Israeli ambassador tells Ukrainians their national heroes were ‘horror for Jews’
Jewish state had largely remained silent over Kiev’s efforts to rehabilitate figures seen as complicit in the Holocaust
Israel’s new ambassador to Ukraine described that country’s nationalist heroes as “historically a horror for the Jews.”
Joel Lion spoke out harshly against Ukraine’s rehabilitation of various World War II-era figures in an interview with local radio.
Figures such as Stepan Bander and Roman Shukhevych are widely seen as “heroes who fought for Ukraine’s independence,” but “we see them as the killers of Jews,” Lion said in an interview with Radio Svoboda.
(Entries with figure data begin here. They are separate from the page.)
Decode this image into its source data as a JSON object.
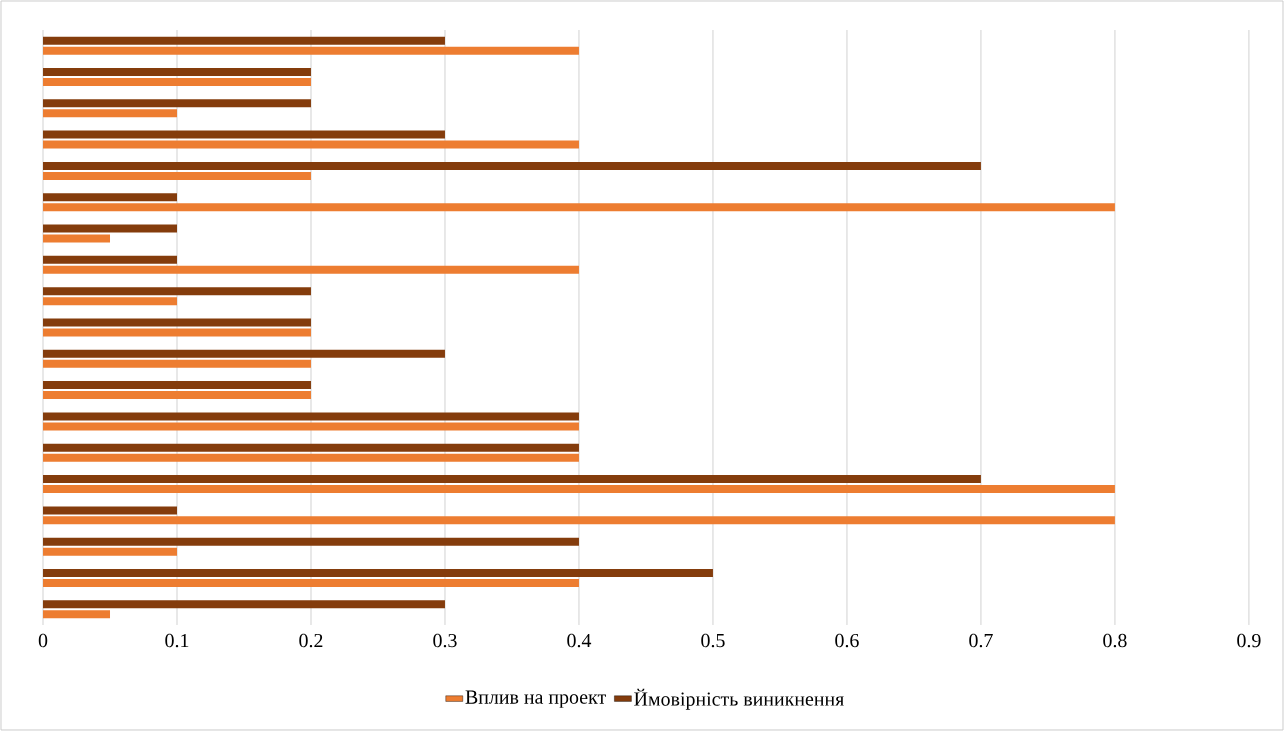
{
  "chart_data": {
    "type": "bar",
    "orientation": "horizontal",
    "categories": [
      null,
      null,
      null,
      null,
      null,
      null,
      null,
      null,
      null,
      null,
      null,
      null,
      null,
      null,
      null,
      null,
      null,
      null,
      null
    ],
    "series": [
      {
        "name": "Вплив на проект",
        "color": "#ed7d31",
        "values": [
          0.4,
          0.2,
          0.1,
          0.4,
          0.2,
          0.8,
          0.05,
          0.4,
          0.1,
          0.2,
          0.2,
          0.2,
          0.4,
          0.4,
          0.8,
          0.8,
          0.1,
          0.4,
          0.05
        ]
      },
      {
        "name": "Ймовірність виникнення",
        "color": "#843c0c",
        "values": [
          0.3,
          0.2,
          0.2,
          0.3,
          0.7,
          0.1,
          0.1,
          0.1,
          0.2,
          0.2,
          0.3,
          0.2,
          0.4,
          0.4,
          0.7,
          0.1,
          0.4,
          0.5,
          0.3
        ]
      }
    ],
    "xlim": [
      0,
      0.9
    ],
    "xticks": [
      0,
      0.1,
      0.2,
      0.3,
      0.4,
      0.5,
      0.6,
      0.7,
      0.8,
      0.9
    ],
    "grid": "x",
    "legend": "bottom"
  }
}
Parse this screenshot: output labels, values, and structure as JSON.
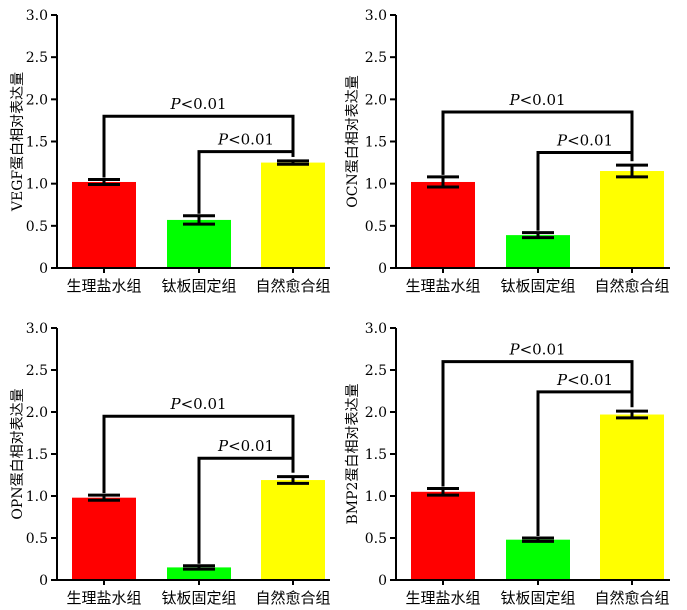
{
  "colors": {
    "series": [
      "#ff0000",
      "#00ff00",
      "#ffff00"
    ],
    "axis": "#000000",
    "error_bar": "#000000",
    "bracket": "#000000"
  },
  "chart_data": [
    {
      "type": "bar",
      "ylabel": "VEGF蛋白相对表达量",
      "categories": [
        "生理盐水组",
        "钛板固定组",
        "自然愈合组"
      ],
      "values": [
        1.02,
        0.57,
        1.25
      ],
      "errors": [
        0.03,
        0.05,
        0.02
      ],
      "ylim": [
        0,
        3.0
      ],
      "yticks": [
        "0",
        "0.5",
        "1.0",
        "1.5",
        "2.0",
        "2.5",
        "3.0"
      ],
      "grid": false,
      "comparisons": [
        {
          "from": 0,
          "to": 2,
          "label_prefix": "P",
          "label_rest": "<0.01",
          "level": 1.8
        },
        {
          "from": 1,
          "to": 2,
          "label_prefix": "P",
          "label_rest": "<0.01",
          "level": 1.38
        }
      ]
    },
    {
      "type": "bar",
      "ylabel": "OCN蛋白相对表达量",
      "categories": [
        "生理盐水组",
        "钛板固定组",
        "自然愈合组"
      ],
      "values": [
        1.02,
        0.39,
        1.15
      ],
      "errors": [
        0.06,
        0.03,
        0.07
      ],
      "ylim": [
        0,
        3.0
      ],
      "yticks": [
        "0",
        "0.5",
        "1.0",
        "1.5",
        "2.0",
        "2.5",
        "3.0"
      ],
      "grid": false,
      "comparisons": [
        {
          "from": 0,
          "to": 2,
          "label_prefix": "P",
          "label_rest": "<0.01",
          "level": 1.85
        },
        {
          "from": 1,
          "to": 2,
          "label_prefix": "P",
          "label_rest": "<0.01",
          "level": 1.37
        }
      ]
    },
    {
      "type": "bar",
      "ylabel": "OPN蛋白相对表达量",
      "categories": [
        "生理盐水组",
        "钛板固定组",
        "自然愈合组"
      ],
      "values": [
        0.98,
        0.15,
        1.19
      ],
      "errors": [
        0.03,
        0.02,
        0.04
      ],
      "ylim": [
        0,
        3.0
      ],
      "yticks": [
        "0",
        "0.5",
        "1.0",
        "1.5",
        "2.0",
        "2.5",
        "3.0"
      ],
      "grid": false,
      "comparisons": [
        {
          "from": 0,
          "to": 2,
          "label_prefix": "P",
          "label_rest": "<0.01",
          "level": 1.95
        },
        {
          "from": 1,
          "to": 2,
          "label_prefix": "P",
          "label_rest": "<0.01",
          "level": 1.45
        }
      ]
    },
    {
      "type": "bar",
      "ylabel": "BMP2蛋白相对表达量",
      "categories": [
        "生理盐水组",
        "钛板固定组",
        "自然愈合组"
      ],
      "values": [
        1.05,
        0.48,
        1.97
      ],
      "errors": [
        0.04,
        0.02,
        0.04
      ],
      "ylim": [
        0,
        3.0
      ],
      "yticks": [
        "0",
        "0.5",
        "1.0",
        "1.5",
        "2.0",
        "2.5",
        "3.0"
      ],
      "grid": false,
      "comparisons": [
        {
          "from": 0,
          "to": 2,
          "label_prefix": "P",
          "label_rest": "<0.01",
          "level": 2.6
        },
        {
          "from": 1,
          "to": 2,
          "label_prefix": "P",
          "label_rest": "<0.01",
          "level": 2.24
        }
      ]
    }
  ]
}
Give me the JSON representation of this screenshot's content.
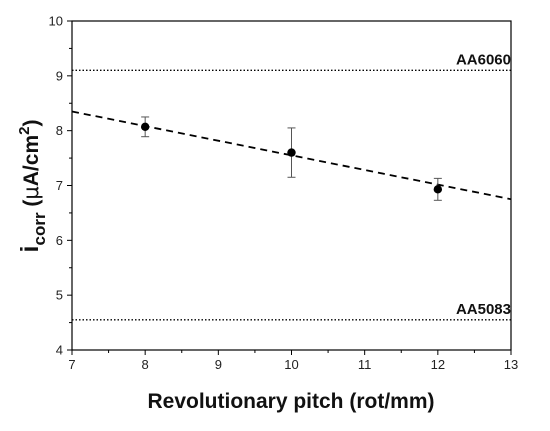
{
  "chart_data": {
    "type": "scatter",
    "xlabel": "Revolutionary pitch (rot/mm)",
    "ylabel": {
      "main": "i",
      "subscript": "corr",
      "unit_prefix": " (",
      "mu": "μ",
      "unit_body": "A/cm",
      "superscript": "2",
      "unit_suffix": ")"
    },
    "xlim": [
      7,
      13
    ],
    "ylim": [
      4,
      10
    ],
    "xticks": [
      "7",
      "8",
      "9",
      "10",
      "11",
      "12",
      "13"
    ],
    "yticks": [
      "4",
      "5",
      "6",
      "7",
      "8",
      "9",
      "10"
    ],
    "grid": false,
    "series": [
      {
        "x": [
          8,
          10,
          12
        ],
        "y": [
          8.07,
          7.6,
          6.93
        ],
        "yerr": [
          0.18,
          0.45,
          0.2
        ],
        "marker": "circle",
        "color": "#000000"
      }
    ],
    "fit_line": {
      "x": [
        7,
        13
      ],
      "y": [
        8.35,
        6.75
      ],
      "style": "dashed",
      "color": "#000000"
    },
    "reference_lines": [
      {
        "label": "AA6060",
        "y": 9.1,
        "style": "dotted"
      },
      {
        "label": "AA5083",
        "y": 4.55,
        "style": "dotted"
      }
    ]
  }
}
Israel has largely remained silent over recent Ukrainian efforts to rehabilitate figures seen as complicit in the Holocaust and refrained from condemning a 2015 law codifying their status as national heroes.
“A dialogue should be open between us so that we can see that we can talk openly about this bad time period because these issues will always arise in the Ukrainian-Israeli dialogue. This is a very necessary dialogue,” Lion said.
“We expect our Ukrainian friends to understand our emotions. You can store historical memory and open memorial monuments, commit acts of memorialization, but there will always be a perception of the historical memory that was.”
Last year Eliav Belotzercovsky, the previous ambassador, told attendees at a Jewish conference in Odessa that the honoring of anti-Semites was a “problem” that was “not in line” with Israel’s interests.
Lion’s comments on Ukraine stand in stark contrast to Israel’s approach elsewhere. Prime Minister Benjamin Netanyahu has made warm overtures to Hungary’s nationalist government, even as senior leaders there have praised their own World War II-era leaders who helped perpetrate the Holocaust.